Youngest calf sighted and suspected to be the first born in the bay in Addo Elephant National Park’s marine protected area.
When first sighted, it was apparent that the birth was very recent as the calf still had the evidence of fetal folds on its skin. These are caused by the calf being “folded” up inside its mother’s womb.
The cow-calf pair were spotted close to the shore off Hougham Park, just north of St Croix Island. The cow-calf pairs are known to stay in this area because of the gently sloping shore profile providing less water movement. This allows them both to conserve energy, and for the calf to grow faster. The mother converts her blubber reserves into rich and nutritious milk. This milk contains 43% fat compared to the 3,3% that human milk contains. Whale milk has the consistency of toothpaste, which prevents it from being wasted while feeding under the water.

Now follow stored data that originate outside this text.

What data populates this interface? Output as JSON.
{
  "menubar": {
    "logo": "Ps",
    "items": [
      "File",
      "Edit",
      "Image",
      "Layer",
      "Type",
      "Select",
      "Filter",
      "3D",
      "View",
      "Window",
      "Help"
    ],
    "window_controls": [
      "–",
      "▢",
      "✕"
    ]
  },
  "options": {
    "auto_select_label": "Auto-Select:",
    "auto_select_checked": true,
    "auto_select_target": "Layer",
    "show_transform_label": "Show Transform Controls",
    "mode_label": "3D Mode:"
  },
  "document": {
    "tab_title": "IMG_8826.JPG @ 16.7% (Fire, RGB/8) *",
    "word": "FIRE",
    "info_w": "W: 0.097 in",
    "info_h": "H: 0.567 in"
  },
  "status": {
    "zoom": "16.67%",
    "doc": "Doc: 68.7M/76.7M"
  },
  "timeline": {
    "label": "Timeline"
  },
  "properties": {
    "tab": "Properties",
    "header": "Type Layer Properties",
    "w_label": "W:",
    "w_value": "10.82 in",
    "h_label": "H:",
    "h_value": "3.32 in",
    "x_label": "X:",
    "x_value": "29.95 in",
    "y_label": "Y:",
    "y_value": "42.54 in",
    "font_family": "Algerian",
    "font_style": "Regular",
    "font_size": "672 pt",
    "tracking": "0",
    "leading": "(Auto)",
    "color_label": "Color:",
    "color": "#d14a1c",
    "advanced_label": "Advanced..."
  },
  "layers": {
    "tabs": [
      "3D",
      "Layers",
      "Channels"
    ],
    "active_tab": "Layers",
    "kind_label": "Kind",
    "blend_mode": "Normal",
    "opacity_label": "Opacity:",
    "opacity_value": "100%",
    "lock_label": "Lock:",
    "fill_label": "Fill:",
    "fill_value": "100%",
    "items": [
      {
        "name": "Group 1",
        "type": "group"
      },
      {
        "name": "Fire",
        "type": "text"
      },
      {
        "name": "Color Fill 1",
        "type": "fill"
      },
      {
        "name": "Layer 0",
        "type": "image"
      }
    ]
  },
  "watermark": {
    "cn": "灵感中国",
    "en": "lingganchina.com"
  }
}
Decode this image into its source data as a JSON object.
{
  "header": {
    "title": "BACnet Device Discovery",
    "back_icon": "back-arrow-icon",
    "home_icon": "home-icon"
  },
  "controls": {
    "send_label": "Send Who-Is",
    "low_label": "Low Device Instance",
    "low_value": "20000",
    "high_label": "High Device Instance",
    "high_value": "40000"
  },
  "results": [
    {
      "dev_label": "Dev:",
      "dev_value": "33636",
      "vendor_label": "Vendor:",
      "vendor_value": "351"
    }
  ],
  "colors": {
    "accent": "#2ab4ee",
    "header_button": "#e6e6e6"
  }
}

There is another good reason why the pair stays close inshore and communicates in whispers. This low volume of communication coupled with the breaking waves prevents detection by hunting orcas. Orcas would not hesitate to attack and drown the vulnerable calf, only to eat the tongue. It is expected that the calf will spend around two months in our waters before it is strong enough to undertake the long journey back to the feeding grounds in the southern oceans. The female also needs to judge her blubber reserves so that she has enough energy to reach her next food source.
Raggy Charters ran a competition to come up with a name for the calf and the name ONENZI was selected!